Brésil: devant la prison de Colmeia, les familles sans nouvelles des détenues
Sous un soleil de plomb, une poignée de proches des centaines de femmes détenues après les émeutes du 8 janvier au Brésil attend en vain de leurs nouvelles devant la prison de Colmeia, non loin de Brasilia.
Tous sont catégoriques: leur proche n'a rien à voir avec le saccage au cœur de la capitale du Palais présidentiel, du Congrès et de la Cour suprême par des partisans de l'ancien président d'extrême droite Jair Bolsonaro.
Plus de 500 femmes, de tous âges, sont détenues dans cette prison du District fédéral désormais en surpopulation. Elle sont soupçonnées d'avoir un lien avec les événements qui ont ébranlé le Brésil.
Plus de deux mille personnes ont été arrêtées immédiatement après la tentative d'insurrection. Si certaines ont depuis été libérées, quelque 1.400 autres sont toujours détenues et font face à plusieurs chefs d'accusation pour "actes antidémocratiques".
"Ces gens ne voulaient pas s'en prendre (au président) Lula", assure un homme d'une cinquantaine d'années attendant, comme une poignée d'autres personnes devant l'entrée de la prison, d'avoir des nouvelles de leur proche.
Se présentant comme "Papi", l'homme ne souhaite pas donner son nom ni préciser son lien de parenté avec la femme dont il espère des nouvelles.
"Ce qui unit ces gens, c'est l'indignation parce que l'élection ne semblait pas transparente, elle ne l'était pas, vous comprenez ? Il y avait beaucoup de doutes", explique-t-il.
L'émeute a eu lieu une semaine exactement après l'investiture du président de gauche Luiz Inacio Lula da Silva, qui a battu de justesse Bolsonaro lors de la présidentielle d'octobre.
Des infrastructures, des œuvres d'art inestimables et du mobilier ancien faisant partie du patrimoine national ont été détruits par les émeutiers, qui ont laissé derrière eux des graffitis appelant à un coup d'Etat militaire.
"Papi" raconte comment sa proche est arrivée en autocar dans la capitale le 8 janvier en provenance du nord-est du pays. Elle voulait, selon lui, exprimer son "indignation" après l'élection dont les bolsonaristes radicaux remettent en cause la validité.
Elle a participé "pacifiquement" à la manifestation sur l'Esplanade des ministères, poursuit-il, puis elle s'est rendue au campement des bolsonaristes installé devant le quartier-général de l'Armée de terre, afin de se "mettre à l'abri" des affrontements avec la police. C'est là qu'elle a été arrêtée.

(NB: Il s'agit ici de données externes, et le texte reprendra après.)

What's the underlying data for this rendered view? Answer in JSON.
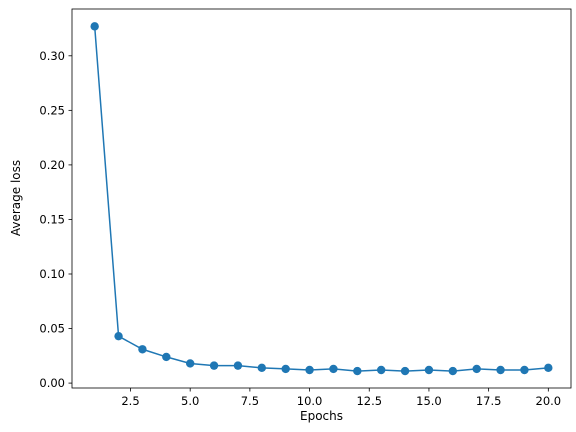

La dernière communication avec elle a eu lieu le 9 janvier. "Elle était calme, croyant que dans le campement, ils prendraient ses coordonnées et qu'elle repartirait chez elle. C'était un piège géant", peste l'homme, expliquant qu'elle a été emmenée dans un gymnase de la police fédérale, avant d'être transférée à la prison de Colmeia.
- Bouts de papier-
"La presse (...) qualifie ces 1.500 personnes de terroristes", dit-il à propos des plus de 1.400 personnes toujours détenues. "En réalité il y avait, disons, une dizaine de vandales", croit-il savoir.

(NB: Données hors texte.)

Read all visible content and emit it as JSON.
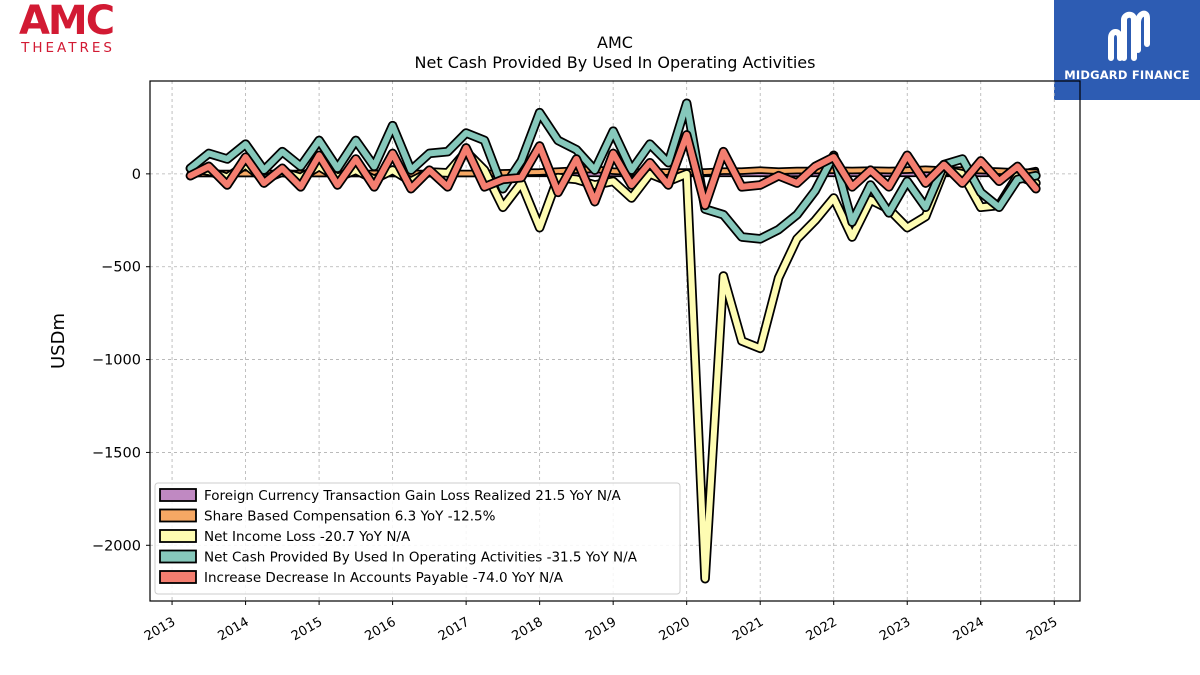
{
  "branding": {
    "amc_logo_text": "AMC",
    "amc_logo_subtext": "THEATRES",
    "amc_logo_color": "#d21a33",
    "midgard_logo_text": "MIDGARD FINANCE",
    "midgard_logo_color": "#2d5cb3"
  },
  "chart_data": {
    "type": "line",
    "title": "AMC",
    "subtitle": "Net Cash Provided By Used In Operating Activities",
    "xlabel": "",
    "ylabel": "USDm",
    "xlim": [
      2012.7,
      2025.35
    ],
    "ylim": [
      -2300,
      500
    ],
    "yticks": [
      0,
      -500,
      -1000,
      -1500,
      -2000
    ],
    "ytick_labels": [
      "0",
      "−500",
      "−1000",
      "−1500",
      "−2000"
    ],
    "xticks": [
      2013,
      2014,
      2015,
      2016,
      2017,
      2018,
      2019,
      2020,
      2021,
      2022,
      2023,
      2024,
      2025
    ],
    "xtick_labels": [
      "2013",
      "2014",
      "2015",
      "2016",
      "2017",
      "2018",
      "2019",
      "2020",
      "2021",
      "2022",
      "2023",
      "2024",
      "2025"
    ],
    "grid": true,
    "legend_placement": "lower-left",
    "x": [
      2013.25,
      2013.5,
      2013.75,
      2014.0,
      2014.25,
      2014.5,
      2014.75,
      2015.0,
      2015.25,
      2015.5,
      2015.75,
      2016.0,
      2016.25,
      2016.5,
      2016.75,
      2017.0,
      2017.25,
      2017.5,
      2017.75,
      2018.0,
      2018.25,
      2018.5,
      2018.75,
      2019.0,
      2019.25,
      2019.5,
      2019.75,
      2020.0,
      2020.25,
      2020.5,
      2020.75,
      2021.0,
      2021.25,
      2021.5,
      2021.75,
      2022.0,
      2022.25,
      2022.5,
      2022.75,
      2023.0,
      2023.25,
      2023.5,
      2023.75,
      2024.0,
      2024.25,
      2024.5,
      2024.75
    ],
    "series": [
      {
        "name": "Foreign Currency Transaction Gain Loss Realized  21.5 YoY N/A",
        "color": "#c089c2",
        "line_width": 3,
        "values": [
          0,
          0,
          0,
          0,
          0,
          0,
          0,
          0,
          0,
          0,
          0,
          0,
          0,
          0,
          0,
          0,
          0,
          0,
          0,
          0,
          0,
          0,
          0,
          0,
          0,
          0,
          0,
          0,
          0,
          0,
          0,
          0,
          0,
          0,
          0,
          0,
          0,
          0,
          0,
          0,
          0,
          0,
          0,
          0,
          0,
          0,
          20
        ]
      },
      {
        "name": "Share Based Compensation  6.3 YoY -12.5%",
        "color": "#f6a864",
        "line_width": 4,
        "values": [
          2,
          2,
          2,
          2,
          2,
          2,
          2,
          2,
          2,
          2,
          2,
          2,
          2,
          2,
          2,
          2,
          2,
          5,
          8,
          10,
          15,
          20,
          25,
          15,
          10,
          10,
          10,
          10,
          10,
          15,
          15,
          20,
          15,
          18,
          18,
          20,
          18,
          20,
          18,
          20,
          25,
          20,
          20,
          18,
          15,
          10,
          8
        ]
      },
      {
        "name": "Net Income Loss  -20.7 YoY N/A",
        "color": "#fefcb2",
        "line_width": 6,
        "values": [
          30,
          15,
          -20,
          50,
          -30,
          10,
          -20,
          40,
          -20,
          20,
          -30,
          20,
          -40,
          10,
          5,
          120,
          20,
          -180,
          -50,
          -290,
          -20,
          -30,
          -60,
          -40,
          -130,
          0,
          -40,
          0,
          -2180,
          -550,
          -900,
          -940,
          -560,
          -350,
          -250,
          -130,
          -340,
          -140,
          -190,
          -290,
          -230,
          20,
          0,
          -180,
          -170,
          -10,
          -50
        ]
      },
      {
        "name": "Net Cash Provided By Used In Operating Activities  -31.5 YoY N/A",
        "color": "#86c8bb",
        "line_width": 6,
        "values": [
          30,
          110,
          80,
          160,
          20,
          120,
          40,
          180,
          30,
          180,
          40,
          260,
          20,
          110,
          120,
          220,
          180,
          -80,
          70,
          330,
          180,
          130,
          20,
          230,
          20,
          160,
          60,
          380,
          -190,
          -220,
          -340,
          -350,
          -300,
          -220,
          -90,
          100,
          -260,
          -60,
          -210,
          -40,
          -180,
          50,
          80,
          -100,
          -180,
          -30,
          -10
        ]
      },
      {
        "name": "Increase Decrease In Accounts Payable  -74.0 YoY N/A",
        "color": "#f47e70",
        "line_width": 6,
        "values": [
          -10,
          40,
          -60,
          90,
          -50,
          30,
          -70,
          100,
          -60,
          80,
          -70,
          110,
          -80,
          20,
          -70,
          140,
          -70,
          -30,
          -20,
          150,
          -100,
          80,
          -150,
          110,
          -60,
          60,
          -60,
          210,
          -170,
          120,
          -70,
          -60,
          -10,
          -50,
          40,
          90,
          -70,
          20,
          -70,
          100,
          -50,
          50,
          -50,
          70,
          -40,
          40,
          -80
        ]
      }
    ]
  }
}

Les caméras de surveillance et photos et vidéos de la presse en montrent beaucoup plus.
Afin d'entrer en contact avec leur proche emprisonnée, certains racontent comment ils ont pu écrire quelques mots sur des bouts de papier transmis par les avocats. D'autres disent avoir eu des nouvelles par le personnel pénitentiaire.

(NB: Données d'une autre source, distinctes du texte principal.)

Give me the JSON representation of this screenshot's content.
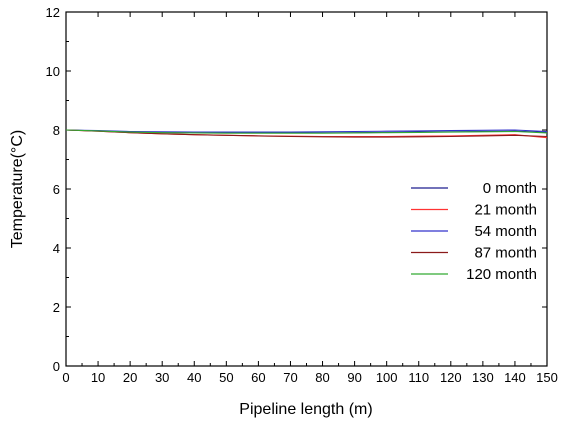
{
  "chart_data": {
    "type": "line",
    "title": "",
    "xlabel": "Pipeline length (m)",
    "ylabel": "Temperature(°C)",
    "xlim": [
      0,
      150
    ],
    "ylim": [
      0,
      12
    ],
    "x_ticks": [
      0,
      10,
      20,
      30,
      40,
      50,
      60,
      70,
      80,
      90,
      100,
      110,
      120,
      130,
      140,
      150
    ],
    "y_ticks": [
      0,
      2,
      4,
      6,
      8,
      10,
      12
    ],
    "grid": false,
    "legend_position": "right",
    "x": [
      0,
      10,
      20,
      30,
      40,
      50,
      60,
      70,
      80,
      90,
      100,
      110,
      120,
      130,
      140,
      150
    ],
    "series": [
      {
        "name": "0 month",
        "color": "#1f1f8f",
        "values": [
          8.0,
          7.97,
          7.94,
          7.92,
          7.91,
          7.9,
          7.9,
          7.9,
          7.9,
          7.91,
          7.92,
          7.93,
          7.94,
          7.95,
          7.96,
          7.92
        ]
      },
      {
        "name": "21 month",
        "color": "#ff3333",
        "values": [
          8.0,
          7.96,
          7.91,
          7.87,
          7.84,
          7.82,
          7.8,
          7.79,
          7.78,
          7.78,
          7.78,
          7.79,
          7.8,
          7.82,
          7.84,
          7.74
        ]
      },
      {
        "name": "54 month",
        "color": "#3333cc",
        "values": [
          8.0,
          7.98,
          7.95,
          7.94,
          7.93,
          7.93,
          7.93,
          7.93,
          7.94,
          7.95,
          7.96,
          7.97,
          7.98,
          7.99,
          8.0,
          7.95
        ]
      },
      {
        "name": "87 month",
        "color": "#8b1a1a",
        "values": [
          8.0,
          7.96,
          7.91,
          7.87,
          7.84,
          7.82,
          7.8,
          7.78,
          7.77,
          7.76,
          7.76,
          7.77,
          7.78,
          7.8,
          7.82,
          7.78
        ]
      },
      {
        "name": "120 month",
        "color": "#33aa33",
        "values": [
          8.0,
          7.97,
          7.93,
          7.91,
          7.9,
          7.89,
          7.89,
          7.89,
          7.89,
          7.9,
          7.91,
          7.92,
          7.93,
          7.94,
          7.95,
          7.9
        ]
      }
    ]
  }
}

"Nous avons des informations de la part des gardiens selon lesquelles elles sont bien traitées, mais notre droit à les voir nous a été refusé", regrette un jeune homme de trente ans qui se présente sous le seul prénom de "Lucas". Arrivé samedi du sud du pays avec sa petite amie, il tente d'avoir des nouvelles de sa belle-mère.
"Nous n'avons aucune idée de quand ils vont la libérer ou de quand nous pourrons la voir, au moins pour lui dire +bonjour+, lui apporter un savon, du shampoing ou des biscuits... c'est triste", dit-il.
Sa belle-mère est arrivée par avion le 8 janvier dans la capitale, raconte-t-il, assurant qu'elle n'a pas non plus participé aux actes de vandalisme. Elle a été arrêtée le lendemain des faits devant le quartier-général de l'Armée.
Il faut que ceux "qui ont commis des crimes paient, avec une procédure judiciaire régulière", estime-t-il, espérant la libération prochaine de sa belle-mère. "Nous sommes venus la chercher. Je veux juste qu'elle sorte le plus vite possible", dit-il.